Rabies affects the central nervous system. In advanced stages, wildlife may appear to be agitated – biting or snapping at imaginary and real objects and drooling excessively. Other signs may include the animal appearing drunk or wobbly, circling, seeming partially paralyzed, acting disorientated or mutilating itself. On the other hand, in earlier stages of the progressively fatal disease, wildlife may appear tame and seem to have no fear of humans.
Any warm-blooded mammal can carry or contract rabies, but primary carriers in North America are raccoons, skunks, bats, foxes and coyotes.
Due to their lower body temperature, opossums are resistant to rabies. Hissing, drooling and swaying are part of the opossum's self-protection routine. These behaviors are intended to scare away potential predators, yet they resemble the signs and symptoms of rabies. For these reasons, people think they’re seeing “rabid opossums” when they’re not.
To protect individuals and pets against rabies during the continued long hot summer, take these precautions:
• Don’t approach or handle wild animals.
• Vaccinate pets – both cats and dogs – and any free roaming cats under your care.
• If you see a wild animal that appears sick, contact local law enforcement for assistance. Don’t handle sick wildlife!
• For bites from a wild animal, seek medical advice from a physician or health department immediately.
• If a wild animal bites a pet, seek medical advice from a veterinarian immediately.
• Scrub any bite wound immediately and aggressively with soap and water, use antiseptic soap such as betadine or Nolvasan®, if available.
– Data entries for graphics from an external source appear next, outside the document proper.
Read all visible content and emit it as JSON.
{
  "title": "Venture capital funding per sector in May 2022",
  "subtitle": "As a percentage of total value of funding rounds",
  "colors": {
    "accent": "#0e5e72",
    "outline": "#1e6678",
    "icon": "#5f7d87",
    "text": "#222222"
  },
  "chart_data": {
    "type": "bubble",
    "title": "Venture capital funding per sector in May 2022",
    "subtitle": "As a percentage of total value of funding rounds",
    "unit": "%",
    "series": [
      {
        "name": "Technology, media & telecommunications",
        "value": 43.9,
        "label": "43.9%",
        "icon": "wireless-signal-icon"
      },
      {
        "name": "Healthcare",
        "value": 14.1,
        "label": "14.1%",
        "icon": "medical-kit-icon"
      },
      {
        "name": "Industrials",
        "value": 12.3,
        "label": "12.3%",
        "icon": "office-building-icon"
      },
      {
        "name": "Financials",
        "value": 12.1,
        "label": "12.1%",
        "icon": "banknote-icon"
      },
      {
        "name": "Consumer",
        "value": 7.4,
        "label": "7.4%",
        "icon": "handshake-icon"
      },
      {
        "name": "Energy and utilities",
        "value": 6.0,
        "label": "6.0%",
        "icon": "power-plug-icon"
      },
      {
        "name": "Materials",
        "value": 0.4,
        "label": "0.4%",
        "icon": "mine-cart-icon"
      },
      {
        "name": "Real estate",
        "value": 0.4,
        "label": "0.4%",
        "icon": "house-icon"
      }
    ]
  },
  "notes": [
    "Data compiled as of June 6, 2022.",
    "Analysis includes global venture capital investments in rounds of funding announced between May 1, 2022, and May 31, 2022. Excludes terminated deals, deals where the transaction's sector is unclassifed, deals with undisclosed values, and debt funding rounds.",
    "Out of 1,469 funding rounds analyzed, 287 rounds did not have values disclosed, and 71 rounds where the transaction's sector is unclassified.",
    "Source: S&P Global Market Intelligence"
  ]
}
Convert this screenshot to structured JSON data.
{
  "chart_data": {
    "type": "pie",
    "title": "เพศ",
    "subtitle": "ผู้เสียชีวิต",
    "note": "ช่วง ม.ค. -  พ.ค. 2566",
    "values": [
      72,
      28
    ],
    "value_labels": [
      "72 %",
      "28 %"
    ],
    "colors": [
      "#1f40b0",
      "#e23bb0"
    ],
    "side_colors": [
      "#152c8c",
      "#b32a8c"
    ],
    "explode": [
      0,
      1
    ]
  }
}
Flush the wound thoroughly with water.
• If a potentially rabid animal bites anyone, scrub and flush the wound then go to a physician doctor or emergency room.
• If possible, the animal should be captured and tested for rabies; however, unless this can be accomplished without risking further bites, leave this task to animal control professionals.
• If a bat is found in a room where someone was sleeping or where children might have had contact with it, the National Centers for Disease Control and Prevention (CDC) recommends that you assume the bat has bitten the sleeper or children and follow the steps for a known bite. CDC officials suspect that adults may overlook and children may underreport the bites of tiny bat teeth.
More information on the rabies virus is available at humanesociety.org.